The Calcutta High Court on Wednesday quashed a first information report (FIR) filed against Zubair PK, a social worker, and journalist from the Andaman and Nicobar Islands for his tweets questioning the quarantine policy implemented by the local government in March and April 2020 (Zubair PK vs. The State).
Justice Shivakant Prasad observed that allowing criminal proceedings for the tweets would amount to sheer abuse of law.
The court said that allowing the criminal proceeding in terms of the FIR registered against the petitioner would amount to sheer abuse of process of law and misuse of the power of the Court as the allegation in the FIR appears to be absurd and no prudent person can ever reach a just conclusion that there is sufficient ground for proceeding against the accused/petitioner. The FIR arose out of the following tweets by the Petitioner: Request #Covid 19 quarantine persons not to call any acquaintance over the phone. People are being traced and quarantined on the basis of phone calls. #StaySafeStayHome” The FIR was registered against the petitioner under Sections 51 and 54 of the Disaster Management Act 2005 which provides for action for causing obstruction to a government officer and for false warning.
Further, Sections 188 (Disobedience to order duly promulgated by public servant), 269 (Negligent act likely to spread infection), 270 (Malignant act likely to spread infection), and 505(1)(b) (fear or alarm to the public) of the Indian Penal Code were also invoked. The counsel for the petitioner argued that no ingredients of the offense alleged in the FIR were met. The Court, after examining the provisions and the tweets in question, found that there was no case under the Disaster Management Act arising from the tweets of the petitioner. The order said that the Tweet does not relate to any alarm or warning in relation to a disaster, neither is the case of the state that the tweet made by the petitioner has resulted to be a panic.

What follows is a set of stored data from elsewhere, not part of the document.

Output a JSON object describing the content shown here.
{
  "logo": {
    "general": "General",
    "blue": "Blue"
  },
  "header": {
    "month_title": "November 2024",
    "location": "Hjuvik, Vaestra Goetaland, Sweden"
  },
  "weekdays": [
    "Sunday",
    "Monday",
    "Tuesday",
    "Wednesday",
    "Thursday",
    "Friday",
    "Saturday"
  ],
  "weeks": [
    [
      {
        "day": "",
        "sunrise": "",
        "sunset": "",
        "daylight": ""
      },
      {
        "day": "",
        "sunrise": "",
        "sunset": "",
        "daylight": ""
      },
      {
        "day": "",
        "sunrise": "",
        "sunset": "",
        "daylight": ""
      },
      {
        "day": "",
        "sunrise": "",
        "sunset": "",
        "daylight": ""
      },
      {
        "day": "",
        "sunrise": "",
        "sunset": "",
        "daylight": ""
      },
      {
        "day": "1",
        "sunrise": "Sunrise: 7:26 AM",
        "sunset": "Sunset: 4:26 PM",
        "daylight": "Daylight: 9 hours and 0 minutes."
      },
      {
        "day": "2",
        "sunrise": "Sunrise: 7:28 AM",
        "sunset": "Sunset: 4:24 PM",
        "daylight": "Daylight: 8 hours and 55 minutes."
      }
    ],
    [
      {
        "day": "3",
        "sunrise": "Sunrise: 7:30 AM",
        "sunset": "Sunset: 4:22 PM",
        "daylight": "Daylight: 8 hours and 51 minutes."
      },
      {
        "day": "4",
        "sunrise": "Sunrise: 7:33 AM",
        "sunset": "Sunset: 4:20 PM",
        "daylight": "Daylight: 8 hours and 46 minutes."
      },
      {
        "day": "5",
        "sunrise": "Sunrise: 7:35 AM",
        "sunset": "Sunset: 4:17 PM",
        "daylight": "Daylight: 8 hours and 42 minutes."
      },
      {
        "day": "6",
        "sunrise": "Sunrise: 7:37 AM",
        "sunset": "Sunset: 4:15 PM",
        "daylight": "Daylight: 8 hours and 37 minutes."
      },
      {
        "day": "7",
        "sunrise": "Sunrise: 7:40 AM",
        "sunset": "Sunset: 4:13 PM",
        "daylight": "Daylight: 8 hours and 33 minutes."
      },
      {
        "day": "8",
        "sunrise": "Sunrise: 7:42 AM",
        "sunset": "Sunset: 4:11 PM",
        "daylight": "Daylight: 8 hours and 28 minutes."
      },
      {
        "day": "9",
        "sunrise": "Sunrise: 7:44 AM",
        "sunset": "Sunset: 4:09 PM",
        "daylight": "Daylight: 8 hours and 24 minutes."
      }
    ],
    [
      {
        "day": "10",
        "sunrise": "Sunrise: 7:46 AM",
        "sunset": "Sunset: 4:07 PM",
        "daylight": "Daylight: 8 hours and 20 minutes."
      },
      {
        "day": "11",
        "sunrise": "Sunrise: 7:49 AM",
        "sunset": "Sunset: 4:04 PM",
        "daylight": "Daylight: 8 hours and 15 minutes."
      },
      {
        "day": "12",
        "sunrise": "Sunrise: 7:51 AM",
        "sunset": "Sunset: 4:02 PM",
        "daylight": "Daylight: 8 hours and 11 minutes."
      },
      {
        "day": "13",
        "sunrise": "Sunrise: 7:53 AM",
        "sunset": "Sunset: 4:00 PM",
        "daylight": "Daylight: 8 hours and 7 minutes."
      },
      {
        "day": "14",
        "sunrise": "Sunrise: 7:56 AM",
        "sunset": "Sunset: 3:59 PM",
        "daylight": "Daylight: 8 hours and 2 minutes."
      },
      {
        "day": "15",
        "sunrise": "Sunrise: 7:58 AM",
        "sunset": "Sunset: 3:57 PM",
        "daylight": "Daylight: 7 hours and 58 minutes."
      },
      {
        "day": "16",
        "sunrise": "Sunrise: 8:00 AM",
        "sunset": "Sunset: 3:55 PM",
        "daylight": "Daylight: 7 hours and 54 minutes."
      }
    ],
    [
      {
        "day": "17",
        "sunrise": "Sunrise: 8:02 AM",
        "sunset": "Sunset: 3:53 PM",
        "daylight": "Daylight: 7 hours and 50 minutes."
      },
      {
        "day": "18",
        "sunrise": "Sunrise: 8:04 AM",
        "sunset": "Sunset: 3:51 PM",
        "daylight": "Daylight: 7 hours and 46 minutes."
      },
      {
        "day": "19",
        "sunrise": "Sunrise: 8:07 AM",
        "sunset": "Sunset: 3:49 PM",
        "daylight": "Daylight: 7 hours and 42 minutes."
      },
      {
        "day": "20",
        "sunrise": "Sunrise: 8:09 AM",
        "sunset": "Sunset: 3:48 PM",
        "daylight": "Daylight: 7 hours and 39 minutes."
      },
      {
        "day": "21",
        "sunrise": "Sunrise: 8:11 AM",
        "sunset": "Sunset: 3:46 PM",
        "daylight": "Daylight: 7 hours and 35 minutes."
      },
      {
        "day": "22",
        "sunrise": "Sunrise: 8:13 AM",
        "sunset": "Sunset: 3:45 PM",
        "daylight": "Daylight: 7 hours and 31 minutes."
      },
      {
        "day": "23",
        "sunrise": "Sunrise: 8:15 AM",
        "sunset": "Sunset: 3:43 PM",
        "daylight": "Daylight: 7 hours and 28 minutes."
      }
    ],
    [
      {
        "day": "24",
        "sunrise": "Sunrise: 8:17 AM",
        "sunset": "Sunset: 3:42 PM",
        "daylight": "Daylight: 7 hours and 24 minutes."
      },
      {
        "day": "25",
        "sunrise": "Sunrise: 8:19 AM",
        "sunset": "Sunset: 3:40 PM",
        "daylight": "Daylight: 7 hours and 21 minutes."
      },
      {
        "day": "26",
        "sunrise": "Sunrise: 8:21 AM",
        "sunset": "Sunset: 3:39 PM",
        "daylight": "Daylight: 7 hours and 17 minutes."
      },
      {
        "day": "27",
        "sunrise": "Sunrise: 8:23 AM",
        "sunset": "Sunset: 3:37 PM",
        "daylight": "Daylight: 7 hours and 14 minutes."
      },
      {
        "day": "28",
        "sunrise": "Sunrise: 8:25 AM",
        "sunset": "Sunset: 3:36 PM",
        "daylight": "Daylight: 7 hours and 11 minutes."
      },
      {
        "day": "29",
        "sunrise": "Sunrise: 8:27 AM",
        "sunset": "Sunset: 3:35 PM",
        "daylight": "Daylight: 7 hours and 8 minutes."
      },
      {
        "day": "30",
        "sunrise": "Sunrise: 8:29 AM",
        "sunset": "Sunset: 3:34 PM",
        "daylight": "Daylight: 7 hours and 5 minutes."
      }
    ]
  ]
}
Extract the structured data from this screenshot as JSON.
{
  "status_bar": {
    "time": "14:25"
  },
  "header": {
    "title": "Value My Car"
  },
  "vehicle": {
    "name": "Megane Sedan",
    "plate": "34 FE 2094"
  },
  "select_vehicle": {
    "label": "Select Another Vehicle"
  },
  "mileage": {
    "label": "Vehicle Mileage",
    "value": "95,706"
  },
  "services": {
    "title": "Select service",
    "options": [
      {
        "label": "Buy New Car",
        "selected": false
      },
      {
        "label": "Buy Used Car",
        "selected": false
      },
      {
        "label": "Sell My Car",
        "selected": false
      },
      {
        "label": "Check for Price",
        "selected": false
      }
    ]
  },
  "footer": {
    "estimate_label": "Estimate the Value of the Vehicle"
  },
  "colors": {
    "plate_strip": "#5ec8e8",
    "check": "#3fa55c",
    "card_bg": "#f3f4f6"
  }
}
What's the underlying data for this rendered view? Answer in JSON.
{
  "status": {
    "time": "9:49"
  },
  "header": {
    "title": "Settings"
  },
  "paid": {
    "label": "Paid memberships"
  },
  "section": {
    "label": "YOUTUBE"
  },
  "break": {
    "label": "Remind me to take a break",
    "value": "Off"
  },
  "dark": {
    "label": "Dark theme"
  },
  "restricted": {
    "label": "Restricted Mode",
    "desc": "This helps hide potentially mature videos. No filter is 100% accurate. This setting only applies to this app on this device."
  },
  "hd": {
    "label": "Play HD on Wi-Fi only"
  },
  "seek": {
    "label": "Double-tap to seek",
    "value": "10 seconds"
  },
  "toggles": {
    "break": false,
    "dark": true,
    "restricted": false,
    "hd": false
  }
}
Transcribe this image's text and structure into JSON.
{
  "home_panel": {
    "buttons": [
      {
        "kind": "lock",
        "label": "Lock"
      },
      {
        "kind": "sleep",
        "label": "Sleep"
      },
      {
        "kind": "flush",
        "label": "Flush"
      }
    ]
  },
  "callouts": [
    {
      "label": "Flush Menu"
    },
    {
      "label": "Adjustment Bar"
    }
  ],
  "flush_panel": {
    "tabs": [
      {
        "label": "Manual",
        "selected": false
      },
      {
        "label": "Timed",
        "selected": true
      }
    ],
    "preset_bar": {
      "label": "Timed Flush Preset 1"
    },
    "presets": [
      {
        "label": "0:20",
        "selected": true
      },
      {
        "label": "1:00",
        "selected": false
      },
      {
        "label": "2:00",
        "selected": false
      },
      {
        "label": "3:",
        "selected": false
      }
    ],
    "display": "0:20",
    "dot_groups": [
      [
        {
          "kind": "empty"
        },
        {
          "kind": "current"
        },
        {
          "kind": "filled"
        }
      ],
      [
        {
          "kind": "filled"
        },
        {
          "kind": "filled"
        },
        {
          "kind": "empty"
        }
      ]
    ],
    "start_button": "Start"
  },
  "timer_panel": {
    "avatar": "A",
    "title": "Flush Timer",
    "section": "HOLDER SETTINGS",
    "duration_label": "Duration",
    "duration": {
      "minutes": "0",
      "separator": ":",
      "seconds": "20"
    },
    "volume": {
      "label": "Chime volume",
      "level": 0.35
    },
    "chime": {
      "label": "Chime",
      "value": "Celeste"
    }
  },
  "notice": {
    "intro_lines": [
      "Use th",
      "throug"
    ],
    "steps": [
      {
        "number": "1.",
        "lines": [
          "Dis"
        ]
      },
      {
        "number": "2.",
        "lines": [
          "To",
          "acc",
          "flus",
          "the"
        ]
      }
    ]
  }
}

Further, while discussing the allegations under the IPC, the Court said that it could not find any disobedience to the orders passed by authorities which amounted to causing obstruction to any person. It was also pointed out that as per Section 195 of the Criminal Procedure Code, no Court can take cognizance of offenses under Sections 172 or 188 without a written complaint of a public servant. However, in the present case, an FIR was filed at the instance of the Aberdeen Police Station without following the stipulated procedure. Therefore, the Court stated, "the legal bar in the prosecution proceeding instituted against the petitioner is inherent as the FIR registered by the police station is not at the instance of any public on the complaint.
In this regard, Justice Prasad relied on the judgment of the Supreme Court in Daulat Ram vs. the State of Punjab, in which it was held that prosecution under Section 182 of the Indian Penal Code has to be on a complaint in writing by a public servant. The Court also found no grounds for the allegations under Sections 269 and 270 of IPC. There is no case laid before this Court that the petitioner was suffering from COVID 19 positive and was wandering in and around the neighboring area or in the locality in violation of the regulation relating to lockdown due to pandemic situation cropped up due to COVID 19.
In view of the above, the High Court concluded that no offense was made out and the FIR was quashed.